Genomic, Transcriptomic and Suspect/Non-Target Screening Analyses Reveal the Role of CYP450s in the Degradation of Imazalil and Delineate Its Transformation Pathway by Cladosporium herbarum

Abstract

Imazalil (IMZ), a major surface water contaminant characterised by high environmental recalcitrance and toxicity, is used in fruit-packaging plants to control fungal infestations during storage. This leads to the production of wastewaters which should be treated on site before their environmental release. We previously isolated a Cladosporium herbarum strain, the first microorganism that could degrade IMZ. Here we describe the genetic network utilised by the fungus to degrade IMZ and its detailed transformation. Genomic and transcriptomic analysis of C. herbarum pointed to the involvement of strongly upregulated CYP450s in IMZ degradation, as further verified by cessation of its biodegradation by CYP450 inhibitors. LC-QTOF-HRMS analysis and suspect/non-target screening identified nine transformation products (TPs) of IMZ. IMZ biotransformation mainly proceeded through O-dealkylation, while other less important paths, most probably controlled by upregulated oxidases, were operative involving successive hydroxylation reactions. These lead to the formation of TPs like IMZ_313 and IMZ_331, with the former being further transformed through imidazole ring scission to IMZ_288, a TP reported for the first time. We provide first evidence for the transformation mechanism of IMZ by C. herbarum and the potential genes/enzymes involved, paving the way for the use of C. herbarum in the biodepuration of agro-industrial effluents.

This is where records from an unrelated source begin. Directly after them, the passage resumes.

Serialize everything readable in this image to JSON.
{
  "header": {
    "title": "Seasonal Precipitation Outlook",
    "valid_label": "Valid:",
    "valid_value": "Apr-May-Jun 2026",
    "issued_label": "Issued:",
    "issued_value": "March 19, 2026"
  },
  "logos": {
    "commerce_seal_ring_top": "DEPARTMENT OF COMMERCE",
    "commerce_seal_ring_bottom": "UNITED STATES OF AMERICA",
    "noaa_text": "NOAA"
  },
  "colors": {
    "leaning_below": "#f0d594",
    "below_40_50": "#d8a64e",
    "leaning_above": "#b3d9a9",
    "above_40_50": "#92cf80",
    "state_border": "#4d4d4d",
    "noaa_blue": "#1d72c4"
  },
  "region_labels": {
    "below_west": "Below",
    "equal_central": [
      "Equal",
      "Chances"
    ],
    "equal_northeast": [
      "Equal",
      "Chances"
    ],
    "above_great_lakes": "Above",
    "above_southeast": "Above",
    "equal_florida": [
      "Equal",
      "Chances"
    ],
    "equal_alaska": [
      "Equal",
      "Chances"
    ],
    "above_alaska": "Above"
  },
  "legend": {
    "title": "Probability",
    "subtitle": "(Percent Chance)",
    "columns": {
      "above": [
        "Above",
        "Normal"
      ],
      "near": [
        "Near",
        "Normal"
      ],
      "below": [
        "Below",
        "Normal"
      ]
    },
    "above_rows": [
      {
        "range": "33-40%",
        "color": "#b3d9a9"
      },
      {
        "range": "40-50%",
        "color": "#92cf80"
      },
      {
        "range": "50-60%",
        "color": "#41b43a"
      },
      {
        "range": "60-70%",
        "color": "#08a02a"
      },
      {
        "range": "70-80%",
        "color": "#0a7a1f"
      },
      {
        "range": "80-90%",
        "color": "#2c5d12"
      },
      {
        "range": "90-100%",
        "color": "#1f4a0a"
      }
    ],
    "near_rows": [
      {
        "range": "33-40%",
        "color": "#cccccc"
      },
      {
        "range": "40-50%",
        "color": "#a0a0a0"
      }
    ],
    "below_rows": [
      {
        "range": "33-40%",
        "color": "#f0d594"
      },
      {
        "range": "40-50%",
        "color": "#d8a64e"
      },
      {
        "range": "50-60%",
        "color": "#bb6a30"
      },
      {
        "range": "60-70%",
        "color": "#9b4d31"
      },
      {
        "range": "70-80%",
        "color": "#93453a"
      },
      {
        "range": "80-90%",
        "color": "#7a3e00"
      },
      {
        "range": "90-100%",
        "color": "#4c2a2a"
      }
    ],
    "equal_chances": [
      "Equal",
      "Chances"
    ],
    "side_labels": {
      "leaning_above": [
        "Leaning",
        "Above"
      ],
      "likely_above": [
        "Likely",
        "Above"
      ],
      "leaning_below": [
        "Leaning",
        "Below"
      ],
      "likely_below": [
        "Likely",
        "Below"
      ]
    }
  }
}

Keywords: Cladosporium herbarum; CYP450 monoxygenases; Imazalil; O‐dealkylation; transformation products.

FIGURE 1

Heatmap of the log2‐fold change (LogFC) values (blue‐green‐red) of the read counts of the 5% most upregulated genes in each treatment. LogFC values are clustered according to complete linkage hierarchical clustering method. Gene names reflect their annotation ID and the gene product. The annotation column (left: dark purple to yellow) illustrates the average Log2 counts per million of each gene. The annotation row (top) corresponds to the experimental treatments (IMZ⁻: cyan, IMZ⁺: yellow).

FIGURE 2

Heatmap of the log2‐fold change (LogFC) values (blue‐green‐red) of the read counts of the genes annotated as CYP450 according to InterPro. LogFC values are clustered according to complete linkage hierarchical clustering method. Gene names reflect their annotation ID and the gene product. The annotation column (left: dark purple to green) illustrates the average Log2 counts per million of each gene. The annotation row (top) corresponds to the experimental treatments (IMZ⁻: cyan, IMZ⁺: yellow).

FIGURE 3

The degradation of ΙΜΖ by Cladosporium herbarum in the presence or absence of the CYP450 inhibitors piperonyl butoxide and ABS at three different concentrations. Each value is the mean of three replicates ± the standard deviation of the mean.

FIGURE 4

The degradation pattern of IMZ (Green line, Left panel) in cultures of C. herbarum and the formation patterns of its detected transformation products through RPLC‐ESI(+)‐QToF analysis.

FIGURE 5

Extracted Ion Chromatograms of the identified TPs of IMZ acquired by RPLC in positive ionisation mode. TPs are indicated by different colours with the main TPs, IMZ_M257 (red) and IMZ_331A (purple) exhibiting higher intensity.

FIGURE 6

The proposed transformation pathway of IMZ by Cladosporium herbarum , showing the proposed structures of the transformation products (TPs) detected and the type of reaction involved in each step of the pathway. The major TP, IMZ_257, was depicted in a green frame. The functional groups are indicated with different colours.